NASA has long-known the weak gravity at the space station is a stressful environment for bodies. Skin damage is a normal part of life on Earth that happens slowly over decades. But a stint in orbit seems to be a hyper-drive for the aging process.

Spaceflight mimicking the effects of aging on astronauts' skin

The microgravity environment is linked to rapid aging of astronauts’ skin.
Credit: Dimitris66 / Getty Images

A previous three-month space station experiment involving a small sample of mice found the rodents experienced a 15 percent loss of skin thickness and a 42 percent increase in newly forming collagen, a protein in skin’s connective tissue, according to a 2015 study published in Nature. Researchers believed the rise was due to a higher breakdown and turnover rate of the substance, which gives skin its structural support.

Astronauts are limited in their capacity to maintain hygiene the same way they can on Earth. The space station crew use wet wipes to bathe and dry shampoo to cleanse their hair. There are no washing machines to launder clothes. These factors also contribute to more frequent skin complications, according to a recent scientific literature review in Skin Pharmacology and Physiology.


“Any loss of functional or structural stability in skin is a potential source of other health problems as well.”

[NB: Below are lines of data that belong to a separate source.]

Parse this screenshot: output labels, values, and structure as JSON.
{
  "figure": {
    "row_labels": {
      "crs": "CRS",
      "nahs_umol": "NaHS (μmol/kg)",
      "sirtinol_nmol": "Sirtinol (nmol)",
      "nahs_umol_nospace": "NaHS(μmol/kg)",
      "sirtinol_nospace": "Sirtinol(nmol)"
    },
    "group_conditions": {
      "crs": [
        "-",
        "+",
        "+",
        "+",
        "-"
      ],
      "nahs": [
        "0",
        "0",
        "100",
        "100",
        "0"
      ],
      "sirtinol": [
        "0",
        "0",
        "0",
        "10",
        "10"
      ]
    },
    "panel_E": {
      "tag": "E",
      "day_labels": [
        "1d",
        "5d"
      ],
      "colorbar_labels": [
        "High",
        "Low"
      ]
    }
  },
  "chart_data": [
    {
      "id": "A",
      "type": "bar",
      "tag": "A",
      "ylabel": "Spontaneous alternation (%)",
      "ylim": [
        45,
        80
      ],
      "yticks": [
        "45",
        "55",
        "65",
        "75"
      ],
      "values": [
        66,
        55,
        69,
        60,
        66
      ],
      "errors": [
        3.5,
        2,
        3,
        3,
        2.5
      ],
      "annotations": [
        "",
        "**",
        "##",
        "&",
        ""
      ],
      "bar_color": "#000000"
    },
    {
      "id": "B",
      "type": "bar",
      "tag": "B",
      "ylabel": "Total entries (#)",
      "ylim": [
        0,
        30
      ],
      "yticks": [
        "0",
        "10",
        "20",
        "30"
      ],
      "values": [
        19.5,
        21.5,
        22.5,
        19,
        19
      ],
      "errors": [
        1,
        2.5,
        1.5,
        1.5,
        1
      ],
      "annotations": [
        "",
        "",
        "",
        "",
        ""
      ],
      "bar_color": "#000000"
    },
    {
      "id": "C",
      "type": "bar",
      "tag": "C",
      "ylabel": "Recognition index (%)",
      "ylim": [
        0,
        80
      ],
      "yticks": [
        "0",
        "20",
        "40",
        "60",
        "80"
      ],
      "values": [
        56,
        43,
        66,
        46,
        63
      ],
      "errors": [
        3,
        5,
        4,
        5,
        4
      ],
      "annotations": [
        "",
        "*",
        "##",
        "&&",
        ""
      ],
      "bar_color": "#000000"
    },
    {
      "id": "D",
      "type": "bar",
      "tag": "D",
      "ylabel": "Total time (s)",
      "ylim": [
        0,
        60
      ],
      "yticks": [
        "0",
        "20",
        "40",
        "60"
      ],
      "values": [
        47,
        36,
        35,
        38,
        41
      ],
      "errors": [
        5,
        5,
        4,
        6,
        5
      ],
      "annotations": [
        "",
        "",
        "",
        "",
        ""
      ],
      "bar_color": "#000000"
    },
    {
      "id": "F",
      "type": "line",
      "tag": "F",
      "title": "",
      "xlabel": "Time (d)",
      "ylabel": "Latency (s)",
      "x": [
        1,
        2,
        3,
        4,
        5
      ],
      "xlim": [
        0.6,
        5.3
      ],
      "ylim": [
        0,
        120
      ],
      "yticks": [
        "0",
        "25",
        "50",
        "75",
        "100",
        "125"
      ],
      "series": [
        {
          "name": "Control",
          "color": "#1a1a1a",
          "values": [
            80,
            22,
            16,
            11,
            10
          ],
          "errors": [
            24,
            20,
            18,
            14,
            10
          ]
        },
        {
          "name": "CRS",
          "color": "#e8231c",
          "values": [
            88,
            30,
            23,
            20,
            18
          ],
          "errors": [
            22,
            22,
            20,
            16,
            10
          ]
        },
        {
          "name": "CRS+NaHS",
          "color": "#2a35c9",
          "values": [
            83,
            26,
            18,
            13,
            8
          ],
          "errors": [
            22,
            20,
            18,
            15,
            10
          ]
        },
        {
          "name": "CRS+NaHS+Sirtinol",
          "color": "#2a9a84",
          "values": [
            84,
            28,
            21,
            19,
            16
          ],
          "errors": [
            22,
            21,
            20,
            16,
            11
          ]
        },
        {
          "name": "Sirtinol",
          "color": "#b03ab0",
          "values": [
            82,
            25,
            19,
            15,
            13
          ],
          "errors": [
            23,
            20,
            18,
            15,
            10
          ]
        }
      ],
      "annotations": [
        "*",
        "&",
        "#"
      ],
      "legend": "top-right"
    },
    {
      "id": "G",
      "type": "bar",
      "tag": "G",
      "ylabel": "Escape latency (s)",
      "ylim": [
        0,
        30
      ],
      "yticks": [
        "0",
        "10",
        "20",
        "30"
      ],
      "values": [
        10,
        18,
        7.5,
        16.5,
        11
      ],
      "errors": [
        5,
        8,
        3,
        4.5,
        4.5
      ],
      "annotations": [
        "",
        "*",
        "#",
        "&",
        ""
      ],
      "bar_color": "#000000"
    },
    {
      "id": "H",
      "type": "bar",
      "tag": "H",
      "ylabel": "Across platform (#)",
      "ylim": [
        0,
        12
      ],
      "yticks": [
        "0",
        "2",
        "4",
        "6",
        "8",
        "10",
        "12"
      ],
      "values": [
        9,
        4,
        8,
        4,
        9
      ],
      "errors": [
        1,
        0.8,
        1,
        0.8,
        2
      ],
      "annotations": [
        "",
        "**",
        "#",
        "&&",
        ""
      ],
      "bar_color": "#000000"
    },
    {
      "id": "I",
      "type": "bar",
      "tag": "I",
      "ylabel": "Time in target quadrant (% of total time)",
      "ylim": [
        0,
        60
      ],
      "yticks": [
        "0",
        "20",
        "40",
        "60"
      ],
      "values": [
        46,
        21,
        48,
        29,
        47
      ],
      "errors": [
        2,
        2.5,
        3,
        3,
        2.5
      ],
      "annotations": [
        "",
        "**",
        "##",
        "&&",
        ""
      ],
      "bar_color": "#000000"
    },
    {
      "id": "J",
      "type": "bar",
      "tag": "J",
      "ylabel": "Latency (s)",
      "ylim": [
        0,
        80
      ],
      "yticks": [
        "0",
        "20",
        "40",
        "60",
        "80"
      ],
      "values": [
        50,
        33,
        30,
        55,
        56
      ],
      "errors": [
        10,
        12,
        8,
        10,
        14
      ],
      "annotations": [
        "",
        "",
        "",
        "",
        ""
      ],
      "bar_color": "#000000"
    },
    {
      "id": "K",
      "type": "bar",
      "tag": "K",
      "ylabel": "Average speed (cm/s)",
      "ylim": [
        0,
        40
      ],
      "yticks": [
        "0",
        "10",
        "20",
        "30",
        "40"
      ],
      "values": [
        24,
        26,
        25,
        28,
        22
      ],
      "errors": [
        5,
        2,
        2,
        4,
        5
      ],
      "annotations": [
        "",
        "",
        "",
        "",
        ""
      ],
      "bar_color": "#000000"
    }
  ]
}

The skin conditions space station crew have experienced over the years include psoriasis (scaly rash); nails coming off; dermatitis (skin irritation); hypersensitivities; hair follicle inflammation; fungal, viral, and bacterial infections; delayed wound healing; frostbite; and skin cancer. NASA found 33 cases of basal and squamous cell carcinomas, two common types of skin cancer, among 312 astronauts, compared to 27 cases among 912 earthbound control subjects. That amounts to an almost threefold elevated rate among the astronauts, according to the same paper.

Colgate’s samples will consist of human skin cells on a porous surface to mimic the 3D organization of skin tissue. Seven days after scientists have grown the skin, the plates will arrive at the space station. Tissue sets will be frozen after different time intervals of exposure to the weak gravity in space. Then, they’ll be stored at -112 degrees Fahrenheit until scientists can study the samples after their spaceflight.

“What we anticipate is to see earlier and more dramatic signs of tissue damage and perhaps activation of skin-repair mechanisms in the tissue under microgravity,” Arvantitidou said. “And also, we’re hoping that we will see different genes change.”